Some folks in the community seem to want to place the pool in competition with money for sewer line extensions. This is unfortunate, since the $7.5 million for sewer extension currently proposed will do more for sewer infill than the borough's done over the past 10 years.
This $7.5 million will leverage additional state funds and local improvement district dollars and will knock off the first four sewer projects on the borough's list.
The real question is whether we should spend $20 million in sales tax funds on a $75 million expansion of the Juneau International Airport. Backers of the airport project call it a capital-move issue. We think this is overplayed and seriously doubt that airport improvements will have much impact on any decision to move the capital.
This argument also rings hollow when you consider where legislators spend their time when they're in Juneau, especially when they bring their families.
Legislators have joined local hockey teams and have spent plenty of time in the Treadwell Arena. Many of us have shared a sauna at the Augustus Brown pool or ridden a chairlift with state lawmakers.
The Dimond Park pool will provide one more amenity that legislators and their families can enjoy when they come to Juneau.
Finally, the pool will also have a positive economic impact. Some of the largest costs to government and business today are soaring health care prices. Doctors say the biggest health risk to kids today is obesity, caused by bad food and sedentary lifestyles.

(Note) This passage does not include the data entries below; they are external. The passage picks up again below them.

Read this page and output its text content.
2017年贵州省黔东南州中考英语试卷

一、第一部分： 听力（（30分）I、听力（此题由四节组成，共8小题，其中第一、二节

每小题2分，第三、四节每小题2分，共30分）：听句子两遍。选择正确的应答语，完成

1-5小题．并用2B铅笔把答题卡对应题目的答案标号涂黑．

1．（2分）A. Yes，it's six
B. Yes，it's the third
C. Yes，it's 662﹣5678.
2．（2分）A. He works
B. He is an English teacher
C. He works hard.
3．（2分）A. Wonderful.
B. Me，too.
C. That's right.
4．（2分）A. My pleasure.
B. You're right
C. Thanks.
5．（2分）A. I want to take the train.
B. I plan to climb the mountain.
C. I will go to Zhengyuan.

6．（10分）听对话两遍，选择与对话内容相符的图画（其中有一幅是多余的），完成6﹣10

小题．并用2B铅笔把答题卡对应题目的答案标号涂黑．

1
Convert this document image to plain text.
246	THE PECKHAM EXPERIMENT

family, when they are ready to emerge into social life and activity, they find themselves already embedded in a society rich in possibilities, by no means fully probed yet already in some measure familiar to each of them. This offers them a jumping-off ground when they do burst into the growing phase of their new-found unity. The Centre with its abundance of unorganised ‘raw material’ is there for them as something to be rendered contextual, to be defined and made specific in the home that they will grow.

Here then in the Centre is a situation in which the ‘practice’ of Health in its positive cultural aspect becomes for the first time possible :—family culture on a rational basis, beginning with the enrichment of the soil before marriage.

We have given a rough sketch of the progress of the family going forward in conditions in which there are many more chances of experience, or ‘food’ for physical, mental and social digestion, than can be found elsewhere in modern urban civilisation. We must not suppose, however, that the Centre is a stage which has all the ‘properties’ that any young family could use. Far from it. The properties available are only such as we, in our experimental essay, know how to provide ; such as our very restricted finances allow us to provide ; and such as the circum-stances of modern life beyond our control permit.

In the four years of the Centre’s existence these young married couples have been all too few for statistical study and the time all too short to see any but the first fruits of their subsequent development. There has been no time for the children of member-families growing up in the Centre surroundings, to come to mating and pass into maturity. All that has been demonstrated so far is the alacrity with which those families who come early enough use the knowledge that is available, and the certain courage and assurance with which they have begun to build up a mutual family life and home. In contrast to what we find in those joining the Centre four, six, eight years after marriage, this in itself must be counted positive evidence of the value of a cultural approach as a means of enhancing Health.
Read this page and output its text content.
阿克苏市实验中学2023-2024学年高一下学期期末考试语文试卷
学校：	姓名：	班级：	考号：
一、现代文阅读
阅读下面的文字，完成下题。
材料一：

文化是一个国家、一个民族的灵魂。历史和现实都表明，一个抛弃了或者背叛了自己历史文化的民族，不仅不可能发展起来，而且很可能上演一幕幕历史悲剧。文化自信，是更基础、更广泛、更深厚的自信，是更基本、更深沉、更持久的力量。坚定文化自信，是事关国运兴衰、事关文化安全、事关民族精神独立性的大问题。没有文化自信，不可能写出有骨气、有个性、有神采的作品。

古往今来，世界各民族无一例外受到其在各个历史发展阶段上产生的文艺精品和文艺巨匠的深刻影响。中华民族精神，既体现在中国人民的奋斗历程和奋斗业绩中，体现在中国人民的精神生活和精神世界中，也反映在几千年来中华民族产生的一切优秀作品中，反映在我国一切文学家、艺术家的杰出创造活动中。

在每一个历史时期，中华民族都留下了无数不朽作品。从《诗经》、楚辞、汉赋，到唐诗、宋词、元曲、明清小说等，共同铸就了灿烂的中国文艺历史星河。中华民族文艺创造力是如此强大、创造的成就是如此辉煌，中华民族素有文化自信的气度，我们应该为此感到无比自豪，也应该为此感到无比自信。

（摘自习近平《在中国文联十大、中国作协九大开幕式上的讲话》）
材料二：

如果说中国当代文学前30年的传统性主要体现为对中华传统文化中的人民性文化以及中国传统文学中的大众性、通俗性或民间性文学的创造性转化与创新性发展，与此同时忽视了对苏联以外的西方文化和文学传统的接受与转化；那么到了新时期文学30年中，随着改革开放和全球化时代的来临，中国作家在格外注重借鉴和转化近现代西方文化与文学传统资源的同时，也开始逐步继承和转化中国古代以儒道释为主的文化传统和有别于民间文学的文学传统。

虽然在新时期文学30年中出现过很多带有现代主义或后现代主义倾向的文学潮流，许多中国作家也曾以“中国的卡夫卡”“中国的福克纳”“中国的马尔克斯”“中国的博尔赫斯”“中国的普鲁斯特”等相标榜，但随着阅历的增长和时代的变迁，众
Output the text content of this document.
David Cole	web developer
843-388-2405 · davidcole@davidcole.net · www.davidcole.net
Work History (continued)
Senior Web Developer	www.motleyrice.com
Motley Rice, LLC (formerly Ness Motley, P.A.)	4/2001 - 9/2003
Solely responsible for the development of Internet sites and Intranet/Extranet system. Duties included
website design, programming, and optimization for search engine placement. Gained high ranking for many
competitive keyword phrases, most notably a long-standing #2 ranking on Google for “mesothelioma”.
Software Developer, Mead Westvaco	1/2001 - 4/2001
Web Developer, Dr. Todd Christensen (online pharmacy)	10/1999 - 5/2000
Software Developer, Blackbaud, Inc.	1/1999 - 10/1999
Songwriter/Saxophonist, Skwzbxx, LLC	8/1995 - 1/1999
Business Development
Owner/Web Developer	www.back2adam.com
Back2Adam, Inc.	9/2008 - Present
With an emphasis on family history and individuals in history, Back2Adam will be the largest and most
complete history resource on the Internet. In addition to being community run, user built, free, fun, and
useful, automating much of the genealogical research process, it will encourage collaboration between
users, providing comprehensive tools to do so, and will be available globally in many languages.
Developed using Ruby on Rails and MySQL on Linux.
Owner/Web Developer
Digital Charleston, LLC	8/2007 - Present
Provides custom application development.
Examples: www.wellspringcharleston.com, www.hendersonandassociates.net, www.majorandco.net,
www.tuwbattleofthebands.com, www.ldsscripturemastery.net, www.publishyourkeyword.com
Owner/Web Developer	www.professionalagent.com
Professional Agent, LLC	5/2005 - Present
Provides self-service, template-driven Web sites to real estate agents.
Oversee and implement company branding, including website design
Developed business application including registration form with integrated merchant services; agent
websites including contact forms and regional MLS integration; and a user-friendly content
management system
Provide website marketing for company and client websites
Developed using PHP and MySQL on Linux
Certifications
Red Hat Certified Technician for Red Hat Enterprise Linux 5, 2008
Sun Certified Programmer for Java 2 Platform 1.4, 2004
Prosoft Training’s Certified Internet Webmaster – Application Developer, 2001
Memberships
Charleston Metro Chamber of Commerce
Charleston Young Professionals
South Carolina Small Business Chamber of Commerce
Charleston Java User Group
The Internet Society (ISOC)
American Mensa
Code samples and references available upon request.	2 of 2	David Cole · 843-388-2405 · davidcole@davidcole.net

Kids and families need more opportunities like the Dimond Park pool to engage in healthy activities to avoid obesity and poor health - and to stay out of trouble. The eight-lane lap pool will also allow Juneau to host statewide swimming competitions, bringing Alaskans and their spending dollars to Juneau.
The new pool will be an added amenity to encourage new businesses and families to relocate to Juneau.
The Dimond Park pool has been a dream of Juneau residents for years, including Assembly members Stan Ridgeway and Jeff Bush. Now that we have the chance, it's time to give the voters a chance to make it happen with the 1 percent sales tax.
Marc Wheeler is the deputy mayor of Juneau.